Peter Lockley / The Washington Times
Jason Campbell (right) couldn’t get the Redskins in the end zone Sunday but finished 24-for-37 for 256 yards and an interception.Each week, with few exceptions, the faces change around Jason Campbell. Players get hurt or demoted. Their replacements suffer injuries. Name tags should be required during Wednesday morning offensive meetings.
“It’s a revolving door in our huddle right now,” injured tight end Chris Cooley said on a local radio show Monday.
And with each new injury, Campbell’s role grows.
At the start of the season, he was a quarterback who could hand off to Clinton Portis, throw to Cooley and know his blind side was being protected by Chris Samuels.
Now in the middle of the season, he is a quarterback who is still working with Santana Moss but otherwise has career backups, rookie free agents and developing players surrounding him.
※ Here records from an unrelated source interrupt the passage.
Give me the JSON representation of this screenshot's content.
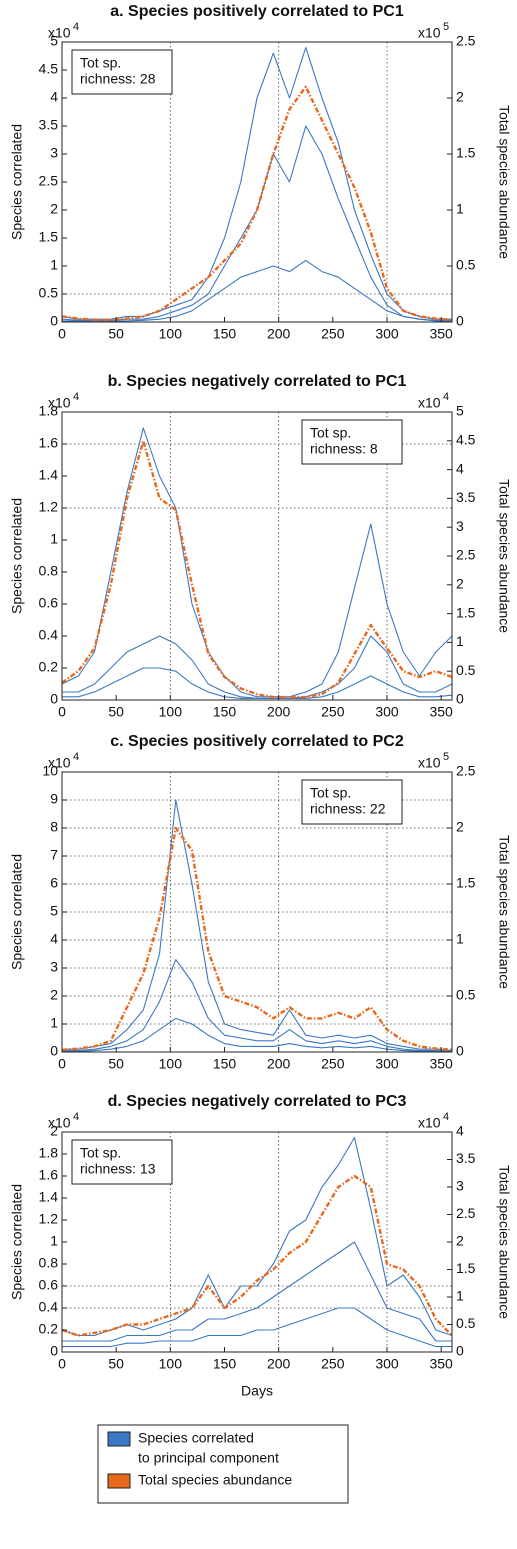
{
  "chart_data": [
    {
      "type": "line",
      "title": "a. Species positively correlated to PC1",
      "ylabel": "Species correlated",
      "y2label": "Total species abundance",
      "y_scale_label": {
        "text": "x10",
        "exponent": "4"
      },
      "y2_scale_label": {
        "text": "x10",
        "exponent": "5"
      },
      "box_text": [
        "Tot sp.",
        "richness: 28"
      ],
      "box_corner": "upper left",
      "x": [
        0,
        15,
        30,
        45,
        60,
        75,
        90,
        105,
        120,
        135,
        150,
        165,
        180,
        195,
        210,
        225,
        240,
        255,
        270,
        285,
        300,
        315,
        330,
        345,
        360
      ],
      "xlim": [
        0,
        360
      ],
      "xticks": [
        0,
        50,
        100,
        150,
        200,
        250,
        300,
        350
      ],
      "ylim": [
        0,
        5
      ],
      "yticks": [
        0,
        0.5,
        1,
        1.5,
        2,
        2.5,
        3,
        3.5,
        4,
        4.5,
        5
      ],
      "y2lim": [
        0,
        2.5
      ],
      "y2ticks": [
        0,
        0.5,
        1,
        1.5,
        2,
        2.5
      ],
      "grid_x": [
        100,
        200,
        300
      ],
      "grid_y": [
        0.5
      ],
      "series": [
        {
          "color": "#3b78c3",
          "values": [
            0.1,
            0.05,
            0.05,
            0.05,
            0.1,
            0.1,
            0.2,
            0.3,
            0.4,
            0.8,
            1.5,
            2.5,
            4.0,
            4.8,
            4.0,
            4.9,
            4.0,
            3.2,
            2.0,
            1.2,
            0.5,
            0.2,
            0.1,
            0.05,
            0.05
          ]
        },
        {
          "color": "#3b78c3",
          "values": [
            0.05,
            0.03,
            0.03,
            0.03,
            0.05,
            0.05,
            0.1,
            0.2,
            0.3,
            0.5,
            1.0,
            1.5,
            2.0,
            3.0,
            2.5,
            3.5,
            3.0,
            2.2,
            1.5,
            0.8,
            0.3,
            0.1,
            0.05,
            0.03,
            0.03
          ]
        },
        {
          "color": "#3b78c3",
          "values": [
            0.02,
            0.02,
            0.02,
            0.02,
            0.02,
            0.03,
            0.05,
            0.1,
            0.2,
            0.4,
            0.6,
            0.8,
            0.9,
            1.0,
            0.9,
            1.1,
            0.9,
            0.8,
            0.6,
            0.4,
            0.2,
            0.1,
            0.05,
            0.02,
            0.02
          ]
        },
        {
          "color": "#e8681c",
          "axis": "y2",
          "dashed": true,
          "values": [
            0.05,
            0.03,
            0.02,
            0.02,
            0.03,
            0.05,
            0.1,
            0.2,
            0.3,
            0.4,
            0.55,
            0.7,
            1.0,
            1.5,
            1.9,
            2.1,
            1.8,
            1.5,
            1.2,
            0.8,
            0.3,
            0.1,
            0.05,
            0.03,
            0.02
          ]
        }
      ]
    },
    {
      "type": "line",
      "title": "b. Species negatively correlated to PC1",
      "ylabel": "Species correlated",
      "y2label": "Total species abundance",
      "y_scale_label": {
        "text": "x10",
        "exponent": "4"
      },
      "y2_scale_label": {
        "text": "x10",
        "exponent": "4"
      },
      "box_text": [
        "Tot sp.",
        "richness: 8"
      ],
      "box_corner": "upper right",
      "x": [
        0,
        15,
        30,
        45,
        60,
        75,
        90,
        105,
        120,
        135,
        150,
        165,
        180,
        195,
        210,
        225,
        240,
        255,
        270,
        285,
        300,
        315,
        330,
        345,
        360
      ],
      "xlim": [
        0,
        360
      ],
      "xticks": [
        0,
        50,
        100,
        150,
        200,
        250,
        300,
        350
      ],
      "ylim": [
        0,
        1.8
      ],
      "yticks": [
        0,
        0.2,
        0.4,
        0.6,
        0.8,
        1,
        1.2,
        1.4,
        1.6,
        1.8
      ],
      "y2lim": [
        0,
        5
      ],
      "y2ticks": [
        0,
        0.5,
        1,
        1.5,
        2,
        2.5,
        3,
        3.5,
        4,
        4.5,
        5
      ],
      "grid_x": [
        100,
        200,
        300
      ],
      "grid_y": [
        1.2,
        1.6
      ],
      "series": [
        {
          "color": "#3b78c3",
          "values": [
            0.1,
            0.15,
            0.3,
            0.8,
            1.3,
            1.7,
            1.4,
            1.2,
            0.6,
            0.3,
            0.15,
            0.05,
            0.02,
            0.02,
            0.02,
            0.05,
            0.1,
            0.3,
            0.7,
            1.1,
            0.6,
            0.3,
            0.15,
            0.3,
            0.4
          ]
        },
        {
          "color": "#3b78c3",
          "values": [
            0.05,
            0.05,
            0.1,
            0.2,
            0.3,
            0.35,
            0.4,
            0.35,
            0.25,
            0.1,
            0.05,
            0.02,
            0.01,
            0.01,
            0.01,
            0.02,
            0.05,
            0.1,
            0.2,
            0.4,
            0.3,
            0.1,
            0.05,
            0.05,
            0.1
          ]
        },
        {
          "color": "#3b78c3",
          "values": [
            0.02,
            0.02,
            0.05,
            0.1,
            0.15,
            0.2,
            0.2,
            0.18,
            0.1,
            0.05,
            0.02,
            0.01,
            0.01,
            0.01,
            0.01,
            0.01,
            0.02,
            0.05,
            0.1,
            0.15,
            0.1,
            0.05,
            0.02,
            0.02,
            0.03
          ]
        },
        {
          "color": "#e8681c",
          "axis": "y2",
          "dashed": true,
          "values": [
            0.3,
            0.5,
            0.9,
            2.0,
            3.5,
            4.5,
            3.5,
            3.3,
            2.0,
            0.8,
            0.4,
            0.2,
            0.1,
            0.05,
            0.05,
            0.05,
            0.1,
            0.3,
            0.8,
            1.3,
            0.9,
            0.5,
            0.4,
            0.5,
            0.4
          ]
        }
      ]
    },
    {
      "type": "line",
      "title": "c. Species positively correlated to PC2",
      "ylabel": "Species correlated",
      "y2label": "Total species abundance",
      "y_scale_label": {
        "text": "x10",
        "exponent": "4"
      },
      "y2_scale_label": {
        "text": "x10",
        "exponent": "5"
      },
      "box_text": [
        "Tot sp.",
        "richness: 22"
      ],
      "box_corner": "upper right",
      "x": [
        0,
        15,
        30,
        45,
        60,
        75,
        90,
        105,
        120,
        135,
        150,
        165,
        180,
        195,
        210,
        225,
        240,
        255,
        270,
        285,
        300,
        315,
        330,
        345,
        360
      ],
      "xlim": [
        0,
        360
      ],
      "xticks": [
        0,
        50,
        100,
        150,
        200,
        250,
        300,
        350
      ],
      "ylim": [
        0,
        10
      ],
      "yticks": [
        0,
        1,
        2,
        3,
        4,
        5,
        6,
        7,
        8,
        9,
        10
      ],
      "y2lim": [
        0,
        2.5
      ],
      "y2ticks": [
        0,
        0.5,
        1,
        1.5,
        2,
        2.5
      ],
      "grid_x": [
        100,
        200,
        300
      ],
      "grid_y": [
        1,
        2,
        3,
        4,
        5,
        6,
        7,
        8,
        9
      ],
      "series": [
        {
          "color": "#3b78c3",
          "values": [
            0.1,
            0.1,
            0.2,
            0.3,
            0.8,
            1.5,
            3.5,
            9.0,
            6.0,
            2.5,
            1.0,
            0.8,
            0.7,
            0.6,
            1.5,
            0.6,
            0.5,
            0.6,
            0.5,
            0.6,
            0.3,
            0.2,
            0.1,
            0.1,
            0.05
          ]
        },
        {
          "color": "#3b78c3",
          "values": [
            0.05,
            0.05,
            0.1,
            0.2,
            0.4,
            0.8,
            1.8,
            3.3,
            2.5,
            1.2,
            0.6,
            0.5,
            0.4,
            0.4,
            0.8,
            0.4,
            0.3,
            0.4,
            0.3,
            0.4,
            0.2,
            0.1,
            0.05,
            0.05,
            0.03
          ]
        },
        {
          "color": "#3b78c3",
          "values": [
            0.02,
            0.02,
            0.05,
            0.1,
            0.2,
            0.4,
            0.8,
            1.2,
            1.0,
            0.6,
            0.3,
            0.2,
            0.2,
            0.2,
            0.3,
            0.2,
            0.15,
            0.2,
            0.15,
            0.2,
            0.1,
            0.05,
            0.03,
            0.02,
            0.02
          ]
        },
        {
          "color": "#e8681c",
          "axis": "y2",
          "dashed": true,
          "values": [
            0.02,
            0.03,
            0.05,
            0.1,
            0.4,
            0.7,
            1.2,
            2.0,
            1.8,
            0.9,
            0.5,
            0.45,
            0.4,
            0.3,
            0.4,
            0.3,
            0.3,
            0.35,
            0.3,
            0.4,
            0.2,
            0.1,
            0.05,
            0.03,
            0.02
          ]
        }
      ]
    },
    {
      "type": "line",
      "title": "d. Species negatively correlated to PC3",
      "ylabel": "Species correlated",
      "y2label": "Total species abundance",
      "xlabel": "Days",
      "y_scale_label": {
        "text": "x10",
        "exponent": "4"
      },
      "y2_scale_label": {
        "text": "x10",
        "exponent": "4"
      },
      "box_text": [
        "Tot sp.",
        "richness: 13"
      ],
      "box_corner": "upper left",
      "x": [
        0,
        15,
        30,
        45,
        60,
        75,
        90,
        105,
        120,
        135,
        150,
        165,
        180,
        195,
        210,
        225,
        240,
        255,
        270,
        285,
        300,
        315,
        330,
        345,
        360
      ],
      "xlim": [
        0,
        360
      ],
      "xticks": [
        0,
        50,
        100,
        150,
        200,
        250,
        300,
        350
      ],
      "ylim": [
        0,
        2
      ],
      "yticks": [
        0,
        0.2,
        0.4,
        0.6,
        0.8,
        1,
        1.2,
        1.4,
        1.6,
        1.8,
        2
      ],
      "y2lim": [
        0,
        4
      ],
      "y2ticks": [
        0,
        0.5,
        1,
        1.5,
        2,
        2.5,
        3,
        3.5,
        4
      ],
      "grid_x": [
        100,
        200,
        300
      ],
      "grid_y": [
        0.4,
        0.6
      ],
      "series": [
        {
          "color": "#3b78c3",
          "values": [
            0.2,
            0.15,
            0.15,
            0.2,
            0.25,
            0.2,
            0.25,
            0.3,
            0.4,
            0.7,
            0.4,
            0.6,
            0.6,
            0.8,
            1.1,
            1.2,
            1.5,
            1.7,
            1.95,
            1.3,
            0.6,
            0.7,
            0.5,
            0.2,
            0.15
          ]
        },
        {
          "color": "#3b78c3",
          "values": [
            0.1,
            0.1,
            0.1,
            0.1,
            0.15,
            0.15,
            0.15,
            0.2,
            0.2,
            0.3,
            0.3,
            0.35,
            0.4,
            0.5,
            0.6,
            0.7,
            0.8,
            0.9,
            1.0,
            0.7,
            0.4,
            0.35,
            0.3,
            0.1,
            0.1
          ]
        },
        {
          "color": "#3b78c3",
          "values": [
            0.05,
            0.05,
            0.05,
            0.05,
            0.08,
            0.08,
            0.1,
            0.1,
            0.1,
            0.15,
            0.15,
            0.15,
            0.2,
            0.2,
            0.25,
            0.3,
            0.35,
            0.4,
            0.4,
            0.3,
            0.2,
            0.15,
            0.1,
            0.05,
            0.05
          ]
        },
        {
          "color": "#e8681c",
          "axis": "y2",
          "dashed": true,
          "values": [
            0.4,
            0.3,
            0.35,
            0.4,
            0.5,
            0.5,
            0.6,
            0.7,
            0.8,
            1.2,
            0.8,
            1.0,
            1.3,
            1.5,
            1.8,
            2.0,
            2.5,
            3.0,
            3.2,
            3.0,
            1.6,
            1.5,
            1.2,
            0.6,
            0.3
          ]
        }
      ]
    }
  ],
  "legend": {
    "items": [
      {
        "lines": [
          "Species correlated",
          "to principal component"
        ],
        "color": "#3b78c3"
      },
      {
        "lines": [
          "Total species abundance"
        ],
        "color": "#e8681c"
      }
    ]
  }
}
The adversity has produced some of the toughest hits Campbell has taken but also some of the gutsiest efforts. While management (except for executive vice president of football operations Vinny Cerrato’s assessment of Campbell’s play as “inconsistent” through seven games) and ownership (No. 17 didn’t come up during Dan Snyder’s 45-second availability Tuesday at FedEx Field) have stayed almost entirely mute about Campbell’s play, his teammates and coaches have sprung to his defense.
“He gets up, and man, he shakes it off. He’s a warrior,” receiver Devin Thomas said.
“Grateful to have him,” center Casey Rabach said.
“Nobody gets more criticized than him, but he’s overcome all that to push and will this team,” offensive assistant Chris Meidt said.
Even though the Redskins failed to score a touchdown and lost to Dallas 7-6, Sunday’s game showed Campbell at his best.
Against a furious Dallas pass rush made more effective by protection errors, Campbell was sacked only once. He also did something that should give the offense some hope for the final six games: He found the proper medium of when to scramble and then throw or when to scramble and then run.
That wasn’t the case when he was benched against Kansas City on Oct. 18 or in the first half of the Denver game two weeks ago.
Against the Broncos, Levi Jones was making his left tackle debut for the Redskins, a banged-up Stephon Heyer shifted to right tackle and Chad Rinehart was getting a second shot at right guard. Campbell knew pass protection problems were imminent… and he played like it, making at least five bad passes.
“He wasn’t accurate and was rushing himself, anticipating pressure that wasn’t there,” Meidt said. “At halftime, we talked about it, and he settled down.”